Population (December 2020)
- • Total: 3,716
- • Density: 424/km^{2} (1,100/sq mi)
- Time zone: UTC+01:00 (CET)
- • Summer (DST): UTC+02:00 (CEST)
- Postal code: 8627
- SFOS number: 116
- ISO 3166 code: CH-ZH
- Surrounded by: Gossau, Bubikon, Hombrechtikon, Oetwil am See, Egg
- Website: www.grueningen.ch

= Grüningen =

Grüningen is a town and municipality in the district of Hinwil in the canton of Zürich in Switzerland, notable for its well-preserved historic nucleus.

==History==
Grüningen is first mentioned in 1243 as apud Gruningin. The village of Itzikon was first mentioned in 837 as in Izinheimo and Binzikon was mentioned in 854 as in willa Pinuzzinhovun.

In the Strangenholz area of the municipality, burial mounds from a Hallstatt era population have been found.
The Alamannic settlement dates to c. the 8th century, based on 9th-century records of Itzikon and Binzikon.

Grüningen castle was built from the early 13th century, most likely by the counts of Rapperswil,
who acted as reeves for Einsiedeln Abbey.

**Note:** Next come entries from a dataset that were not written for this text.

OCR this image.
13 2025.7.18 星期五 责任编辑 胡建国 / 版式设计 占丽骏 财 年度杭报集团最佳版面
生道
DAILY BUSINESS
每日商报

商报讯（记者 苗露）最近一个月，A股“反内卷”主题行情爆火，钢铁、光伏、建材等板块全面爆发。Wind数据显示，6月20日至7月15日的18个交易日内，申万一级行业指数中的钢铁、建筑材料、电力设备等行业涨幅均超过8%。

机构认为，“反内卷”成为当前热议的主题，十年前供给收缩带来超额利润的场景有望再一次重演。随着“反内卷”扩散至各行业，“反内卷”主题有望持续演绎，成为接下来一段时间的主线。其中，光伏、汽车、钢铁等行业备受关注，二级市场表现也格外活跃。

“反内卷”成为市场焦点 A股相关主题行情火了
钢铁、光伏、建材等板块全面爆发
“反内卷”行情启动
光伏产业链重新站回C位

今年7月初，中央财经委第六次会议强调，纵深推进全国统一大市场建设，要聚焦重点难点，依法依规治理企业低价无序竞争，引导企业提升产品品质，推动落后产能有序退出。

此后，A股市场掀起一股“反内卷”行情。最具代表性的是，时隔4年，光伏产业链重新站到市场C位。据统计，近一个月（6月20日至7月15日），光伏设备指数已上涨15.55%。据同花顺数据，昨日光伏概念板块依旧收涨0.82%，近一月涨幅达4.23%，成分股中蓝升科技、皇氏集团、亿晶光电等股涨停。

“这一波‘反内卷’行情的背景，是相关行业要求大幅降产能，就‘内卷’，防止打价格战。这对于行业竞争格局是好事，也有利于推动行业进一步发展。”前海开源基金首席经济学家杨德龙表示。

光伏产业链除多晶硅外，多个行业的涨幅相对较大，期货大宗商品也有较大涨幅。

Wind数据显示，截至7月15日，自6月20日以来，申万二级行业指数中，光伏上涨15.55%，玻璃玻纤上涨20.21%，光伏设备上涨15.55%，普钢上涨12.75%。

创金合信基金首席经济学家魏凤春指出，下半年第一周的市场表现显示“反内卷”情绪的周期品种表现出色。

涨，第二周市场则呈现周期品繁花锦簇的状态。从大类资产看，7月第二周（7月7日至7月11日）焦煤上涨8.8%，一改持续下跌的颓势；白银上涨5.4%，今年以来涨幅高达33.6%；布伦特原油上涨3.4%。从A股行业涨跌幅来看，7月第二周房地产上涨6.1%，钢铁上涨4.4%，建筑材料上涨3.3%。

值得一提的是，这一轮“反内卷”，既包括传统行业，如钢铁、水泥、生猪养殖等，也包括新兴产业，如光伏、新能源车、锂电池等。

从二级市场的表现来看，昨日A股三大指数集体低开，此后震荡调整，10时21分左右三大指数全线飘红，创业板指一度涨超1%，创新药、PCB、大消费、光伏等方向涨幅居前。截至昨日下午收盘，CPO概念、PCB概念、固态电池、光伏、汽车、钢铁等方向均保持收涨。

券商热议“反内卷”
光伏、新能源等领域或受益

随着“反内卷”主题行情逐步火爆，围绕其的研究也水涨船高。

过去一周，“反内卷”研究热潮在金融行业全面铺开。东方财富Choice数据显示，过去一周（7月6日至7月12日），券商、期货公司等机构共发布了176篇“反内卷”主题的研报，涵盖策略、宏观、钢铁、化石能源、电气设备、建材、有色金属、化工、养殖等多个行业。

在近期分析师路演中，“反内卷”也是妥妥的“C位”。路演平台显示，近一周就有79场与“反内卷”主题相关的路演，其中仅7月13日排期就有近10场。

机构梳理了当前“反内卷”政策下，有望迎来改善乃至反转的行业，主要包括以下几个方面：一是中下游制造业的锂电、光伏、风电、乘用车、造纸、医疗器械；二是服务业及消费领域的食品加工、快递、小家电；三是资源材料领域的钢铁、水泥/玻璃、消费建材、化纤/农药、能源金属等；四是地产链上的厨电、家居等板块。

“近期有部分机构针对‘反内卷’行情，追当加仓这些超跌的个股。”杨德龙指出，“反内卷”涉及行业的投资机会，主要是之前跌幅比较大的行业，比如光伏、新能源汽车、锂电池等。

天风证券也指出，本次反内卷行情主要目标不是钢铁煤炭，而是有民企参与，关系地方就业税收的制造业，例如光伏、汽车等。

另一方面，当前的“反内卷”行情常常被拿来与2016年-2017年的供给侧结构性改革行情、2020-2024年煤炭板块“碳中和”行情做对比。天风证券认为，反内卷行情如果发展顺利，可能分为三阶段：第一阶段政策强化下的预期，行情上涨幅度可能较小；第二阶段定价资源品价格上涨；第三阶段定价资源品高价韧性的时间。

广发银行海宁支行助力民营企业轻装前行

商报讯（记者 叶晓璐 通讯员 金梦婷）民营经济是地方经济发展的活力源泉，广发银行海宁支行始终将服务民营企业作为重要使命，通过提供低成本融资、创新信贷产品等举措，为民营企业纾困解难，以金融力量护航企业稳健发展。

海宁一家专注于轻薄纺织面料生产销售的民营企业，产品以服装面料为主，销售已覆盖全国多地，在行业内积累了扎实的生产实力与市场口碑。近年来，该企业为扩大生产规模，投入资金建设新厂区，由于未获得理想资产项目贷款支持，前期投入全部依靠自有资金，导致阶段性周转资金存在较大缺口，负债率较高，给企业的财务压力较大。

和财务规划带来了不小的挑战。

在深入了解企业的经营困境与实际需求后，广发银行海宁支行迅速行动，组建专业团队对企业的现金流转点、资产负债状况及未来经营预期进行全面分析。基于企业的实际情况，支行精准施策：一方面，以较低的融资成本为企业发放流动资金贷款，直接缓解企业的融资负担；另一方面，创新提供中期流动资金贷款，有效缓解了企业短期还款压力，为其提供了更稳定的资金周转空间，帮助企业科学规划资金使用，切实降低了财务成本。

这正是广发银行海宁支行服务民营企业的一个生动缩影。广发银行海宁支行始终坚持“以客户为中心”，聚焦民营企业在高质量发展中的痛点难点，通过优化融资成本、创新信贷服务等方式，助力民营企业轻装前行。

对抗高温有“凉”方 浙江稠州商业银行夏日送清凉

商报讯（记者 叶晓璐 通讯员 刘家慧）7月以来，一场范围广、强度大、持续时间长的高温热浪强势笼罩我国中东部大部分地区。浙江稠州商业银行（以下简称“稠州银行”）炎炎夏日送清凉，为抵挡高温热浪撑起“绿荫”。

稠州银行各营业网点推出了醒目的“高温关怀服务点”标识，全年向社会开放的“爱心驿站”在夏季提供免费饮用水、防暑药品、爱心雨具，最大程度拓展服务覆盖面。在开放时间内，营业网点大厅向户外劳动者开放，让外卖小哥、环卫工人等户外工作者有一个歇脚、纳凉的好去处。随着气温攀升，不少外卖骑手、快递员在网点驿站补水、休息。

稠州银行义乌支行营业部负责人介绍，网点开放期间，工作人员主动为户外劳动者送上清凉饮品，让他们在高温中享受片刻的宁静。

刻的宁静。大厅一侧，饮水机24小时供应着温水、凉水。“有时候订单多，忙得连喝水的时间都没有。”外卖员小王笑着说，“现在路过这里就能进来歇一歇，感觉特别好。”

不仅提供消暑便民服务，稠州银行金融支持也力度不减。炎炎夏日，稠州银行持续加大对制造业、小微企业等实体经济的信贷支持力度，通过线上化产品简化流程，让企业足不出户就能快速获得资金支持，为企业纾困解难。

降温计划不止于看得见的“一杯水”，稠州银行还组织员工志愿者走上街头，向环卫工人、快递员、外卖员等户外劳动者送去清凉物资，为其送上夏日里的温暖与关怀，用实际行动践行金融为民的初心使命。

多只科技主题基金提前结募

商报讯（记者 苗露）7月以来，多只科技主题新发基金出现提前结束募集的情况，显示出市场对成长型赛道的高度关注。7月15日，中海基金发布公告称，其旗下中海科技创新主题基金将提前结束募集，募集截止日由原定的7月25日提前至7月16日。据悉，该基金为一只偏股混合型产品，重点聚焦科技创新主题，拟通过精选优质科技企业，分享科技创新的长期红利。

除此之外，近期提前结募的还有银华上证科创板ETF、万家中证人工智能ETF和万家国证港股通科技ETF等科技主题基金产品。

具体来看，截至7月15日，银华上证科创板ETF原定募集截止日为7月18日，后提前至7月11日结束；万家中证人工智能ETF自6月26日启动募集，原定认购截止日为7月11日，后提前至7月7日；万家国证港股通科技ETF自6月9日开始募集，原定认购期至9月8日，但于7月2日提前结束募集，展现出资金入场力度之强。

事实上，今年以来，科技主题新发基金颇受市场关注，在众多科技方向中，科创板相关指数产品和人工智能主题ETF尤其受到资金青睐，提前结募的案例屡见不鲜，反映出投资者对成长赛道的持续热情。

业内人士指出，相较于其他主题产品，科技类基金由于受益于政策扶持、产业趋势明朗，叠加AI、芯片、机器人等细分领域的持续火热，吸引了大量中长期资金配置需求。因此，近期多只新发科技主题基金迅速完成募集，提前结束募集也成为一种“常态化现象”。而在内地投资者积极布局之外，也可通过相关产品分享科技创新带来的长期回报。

Grüningen is recorded as a possession of Einsiedeln during 1217-1222.
Around 1230, Grüningen passed from Einsiedeln to the Abbey of Saint Gall and was at first given as a fief to the counts of Kyburg, and in 1253 to Lütold VI, head of the baronial Regensberg family.
The small settlement that had grown up around the castle was developed into a medieval city, with fortifications and market rights, around the mid 13th century, likely under Lütold VI.
In 1269, Lütold was forced to cede the fief back to St. Gallen, as he was in financial difficulties following his feuds with both the city of Zürich and with count Rudolf von Habsburg
The abbey pawned the fief to Walter von Elgg in 1273, but it was acquired by Rudolf von Habsburg, now elected King Rudolf I of Germany, in the following year.

Grüningen held city rights since before 1370 (first record of the city seal and coat of arms), as one of four localities in the canton of Zürich which held city rights before the end of the medieval period, the other three being Zürich itself (1218), Winterthur (1264) and Elgg (1371).
The town remained in Habsburg possession throughout the 14th century, administered by the counts of Toggenburg from 1314,
and by Heinrich Gessler of Meienberg from 1374.
Gessler improved the castle fortifications against the threat of the Swiss Confederacy in the years leading up to the Sempach War, and Grüningen was raided several times by Zürich during the 1370s to 1380s.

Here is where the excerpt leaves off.